The 2014 WSOP is officially in the history books now that Martin Jacobson of Sweden has won the Main Event. But if you’re the only one of your friends who actually knows that, don’t be too surprised. The audience for ESPN’s coverage of his victory on Tuesday night, featuring a new “nearly live” format with a 30-minute delay that allowed hole cards to be shown for every hand, was down 6.1 percent from last year’s.
A total of 1.15 million people tuned in to see Jacobson become poker’s latest world champion. Last year, 1.23 million people watched Ryan Riess take down the 2013 championship. Part of the drop from the previous year might be attributable to the matchup. In 2013, the final night of coverage featured the heads-up match between American amateur Jay Farber and his professional compatriot.

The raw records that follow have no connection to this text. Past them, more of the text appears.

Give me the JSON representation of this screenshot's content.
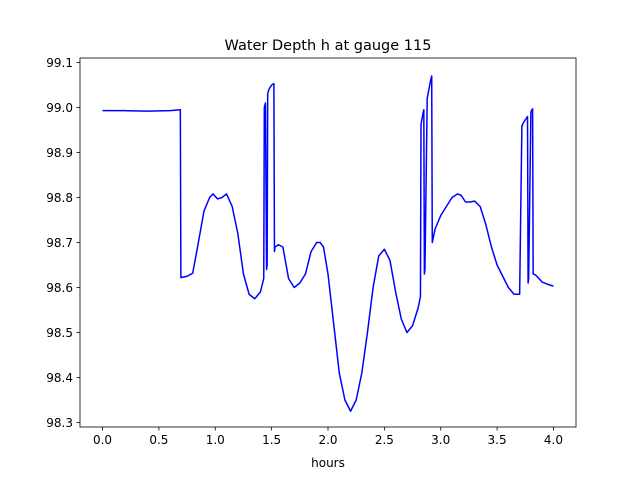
{
  "chart_data": {
    "type": "line",
    "title": "Water Depth h at gauge 115",
    "xlabel": "hours",
    "ylabel": "",
    "xlim": [
      -0.2,
      4.2
    ],
    "ylim": [
      98.29,
      99.11
    ],
    "grid": false,
    "xticks": [
      0.0,
      0.5,
      1.0,
      1.5,
      2.0,
      2.5,
      3.0,
      3.5,
      4.0
    ],
    "xtick_labels": [
      "0.0",
      "0.5",
      "1.0",
      "1.5",
      "2.0",
      "2.5",
      "3.0",
      "3.5",
      "4.0"
    ],
    "yticks": [
      98.3,
      98.4,
      98.5,
      98.6,
      98.7,
      98.8,
      98.9,
      99.0,
      99.1
    ],
    "ytick_labels": [
      "98.3",
      "98.4",
      "98.5",
      "98.6",
      "98.7",
      "98.8",
      "98.9",
      "99.0",
      "99.1"
    ],
    "series": [
      {
        "color": "#0000ff",
        "x": [
          0.0,
          0.2,
          0.4,
          0.6,
          0.69,
          0.695,
          0.75,
          0.8,
          0.85,
          0.9,
          0.95,
          0.98,
          1.02,
          1.06,
          1.1,
          1.15,
          1.2,
          1.25,
          1.3,
          1.35,
          1.4,
          1.43,
          1.435,
          1.445,
          1.455,
          1.46,
          1.465,
          1.475,
          1.5,
          1.52,
          1.525,
          1.53,
          1.56,
          1.6,
          1.65,
          1.7,
          1.75,
          1.8,
          1.85,
          1.9,
          1.93,
          1.96,
          2.0,
          2.05,
          2.1,
          2.15,
          2.2,
          2.25,
          2.3,
          2.35,
          2.4,
          2.45,
          2.5,
          2.55,
          2.6,
          2.65,
          2.7,
          2.75,
          2.8,
          2.82,
          2.825,
          2.83,
          2.845,
          2.85,
          2.855,
          2.86,
          2.88,
          2.91,
          2.92,
          2.925,
          2.95,
          3.0,
          3.05,
          3.1,
          3.15,
          3.18,
          3.22,
          3.26,
          3.3,
          3.35,
          3.4,
          3.45,
          3.5,
          3.55,
          3.6,
          3.65,
          3.7,
          3.72,
          3.725,
          3.73,
          3.77,
          3.775,
          3.78,
          3.8,
          3.81,
          3.815,
          3.82,
          3.84,
          3.86,
          3.9,
          3.95,
          4.0
        ],
        "y": [
          98.993,
          98.993,
          98.992,
          98.993,
          98.995,
          98.622,
          98.625,
          98.632,
          98.7,
          98.77,
          98.8,
          98.808,
          98.797,
          98.8,
          98.808,
          98.78,
          98.72,
          98.63,
          98.585,
          98.575,
          98.59,
          98.62,
          99.0,
          99.01,
          98.64,
          98.65,
          99.03,
          99.04,
          99.05,
          99.053,
          98.68,
          98.69,
          98.695,
          98.69,
          98.62,
          98.6,
          98.61,
          98.63,
          98.68,
          98.7,
          98.7,
          98.69,
          98.63,
          98.52,
          98.41,
          98.35,
          98.325,
          98.35,
          98.41,
          98.5,
          98.6,
          98.67,
          98.685,
          98.66,
          98.59,
          98.53,
          98.5,
          98.515,
          98.555,
          98.58,
          98.96,
          98.97,
          98.99,
          98.995,
          98.63,
          98.64,
          99.02,
          99.06,
          99.07,
          98.7,
          98.73,
          98.76,
          98.78,
          98.8,
          98.808,
          98.805,
          98.79,
          98.79,
          98.792,
          98.78,
          98.74,
          98.69,
          98.65,
          98.625,
          98.6,
          98.585,
          98.585,
          98.96,
          98.96,
          98.965,
          98.98,
          98.61,
          98.62,
          98.99,
          98.995,
          98.997,
          98.63,
          98.628,
          98.623,
          98.612,
          98.607,
          98.603
        ]
      }
    ]
  }
}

This Tuesday’s ESPN coverage showed three-handed play between three European professional poker players – Jacobson, Felix Stephensen, and Jorryt Van Hoof – before Van Hoof was eliminated in third place and the two Scandinavian players faced off for the bracelet. Not only was last year’s matchup more immediately accessible for an American TV audience, but the two-man show was significantly shorter as well.
There’s not a lot ESPN can do about the makeup of the final table, and they don’t appear to be ready to change the format of their broadcasts to make them shorter. Moreover, they’ve been happy with flat numbers in the post-Black Friday era, so the chances of major changes to the WSOP formula mean we’ll probably see a similar format through 2017, when the network’s contract to air WSOP coverage comes to an end. But a look at the rest of the shows that finished ahead of the WSOP this Tuesday in the top 100 cable TV programs gives a couple of hints as to how some other enterprising producers could turn a poker-related property into something a more mainstream audience will actually want to watch.
Sons Of Anarchy – 4.38 million, 2.2 rating
The top-rated show on Tuesday night was FX’s Sons Of Anarchy. The latest episode of the drama about a California motorcycle gang, now in its seventh season, drew close to four times as many viewers as the WSOP finale. If viewers want to see more colorful characters and crime, a lightly fictionalized version of the lives of the Binion family, founders of the WSOP, would give them plenty of both – after all, father Benny only left Dallas for Las Vegas when the sheriff he’d had in his pocket lost the election and two reformers took over the District Attorney’s office.
The Big Bang Theory – 2.373 million, 0.9 rating
Re-runs of this long-running sitcom about a bunch of nerds grabbed five of the top 10 ratings for all of cable TV on Tuesday, with the most-watched of them seen by twice as many people as the WSOP. Given that all the outlaws and loudmouths are gone from poker and the game is beginning to be dominated by “nerds and mathletes,” as one friend of mine describes them, it’s hard to know what additional lessons to take from The Big Bang Theory. Maybe the best is to make people laugh – perhaps by upgrading the WSOP from a guy who ”>says he once suffered through three laughless years before giving up on stand-up comedy to one who has produced comedy for MadTV and Funny Or Die? (Or if you’re a traditionalist, like the latter himself, maybe just let the latter write for the former.)
Real Housewives of New Jersey – 1.634 million, 0.7 rating
With 50 percent more viewers than the WSOP, this reality show about wealthy “housewives” is a spinoff of a franchise that has shown America the pampered lives of rich women living in major metropolitan areas since 2009. If all you want to do is match their banality, plenty of high-rollers in New Jersey and other poker centers have “girlfriends” who can probably quote you an on-camera rate. But if you wanted to do one better, you could make a reality series about the women who make a living playing cash-game poker in New Jersey, Los Angeles, Las Vegas, New England, or any other place where grinding to pay the bills is a possibility. There are plenty of them out there, and they’re bound to be a lot more interesting than any housewife since they live by their wits in a male-dominated world.
Law & Order: Special Victims Unit – 1.23 million, 0.4 rating
There’s a hunger among the American TV-watching audience for dark crime stories, as the popularity of a marathon of Law & Order: SVU on Tuesday show – almost every single episode was more highly rated than the WSOP. Sadly enough, there enough such stories around the poker world to put together a full season of a Law & Order-like crime anthology series. Sometimes a poker player meets an untimely end, like Mehmet Hassan, who was murdered after being lured into a premeditated burglary. Other times it’s the poker player on the wrong side of the law, like Ernie Scherer, who was tried and convicted of murdering his parents, or Marcus Bebb-Jones got 20 years for murdering his wife, whose body wasn’t found until seven years after she disappeared.